From f6ce8589ba4ece8c1ad8cbfadf6c6f3917a35506 Mon Sep 17 00:00:00 2001
From: Adam Li <adam2392@gmail.com>
Date: Wed, 16 Aug 2023 15:35:33 -0400
Subject: [PATCH] Add docstring

Signed-off-by: Adam Li <adam2392@gmail.com>
---
 pywhy_stats/kernel_utils.py | 12 ++++++++++++
 1 file changed, 12 insertions(+)

diff --git a/pywhy_stats/kernel_utils.py b/pywhy_stats/kernel_utils.py
index faae0c3..88b5e0c 100644
--- a/pywhy_stats/kernel_utils.py
+++ b/pywhy_stats/kernel_utils.py
@@ -123,6 +123,18 @@ def compute_kernel(
     -------
     kernel : ArrayLike of shape (n_samples_X, n_samples_X) or (n_samples_X, n_samples_Y)
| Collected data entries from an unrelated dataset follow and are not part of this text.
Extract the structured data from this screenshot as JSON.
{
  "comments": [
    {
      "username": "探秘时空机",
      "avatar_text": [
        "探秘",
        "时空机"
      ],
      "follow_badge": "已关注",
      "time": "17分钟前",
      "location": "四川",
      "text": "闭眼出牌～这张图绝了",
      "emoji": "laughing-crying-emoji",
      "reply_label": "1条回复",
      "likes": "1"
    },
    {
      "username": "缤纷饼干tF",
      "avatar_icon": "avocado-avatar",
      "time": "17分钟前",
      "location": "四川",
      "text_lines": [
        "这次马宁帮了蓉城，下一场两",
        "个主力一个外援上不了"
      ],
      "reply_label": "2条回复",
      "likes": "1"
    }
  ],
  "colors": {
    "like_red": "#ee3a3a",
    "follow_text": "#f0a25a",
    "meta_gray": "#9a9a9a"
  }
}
         The kernel matrix.
+
+    Notes
+    -----
+    If the metric is a callable, it will have either one input for ``X``, or two inputs for ``X`` and
+    ``Y``. If one input is passed in, it is assumed that the kernel operates on the entire array to compute
+    the kernel array. If two inputs are passed in, then it is assumed that the kernel operates on
+    pairwise row vectors from each input array. This callable is parallelized across rows of the input
+    using :func:`~sklearn.metrics.pairwise.pairwise_kernels`. Note that ``(X, Y=None)`` is a valid input
+    signature for the kernel function and would then get passed to the pairwise kernel function. If
+    a callable is passed in, it is generally faster and more efficient if one can define a vectorized
+    operation that operates on the whole array at once. Otherwise, the pairwise kernel function will
+    call the function for each combination of rows in the input arrays.
     """
     # if the width of the kernel is not set, then use the median trick to set the
     # kernel width based on the data X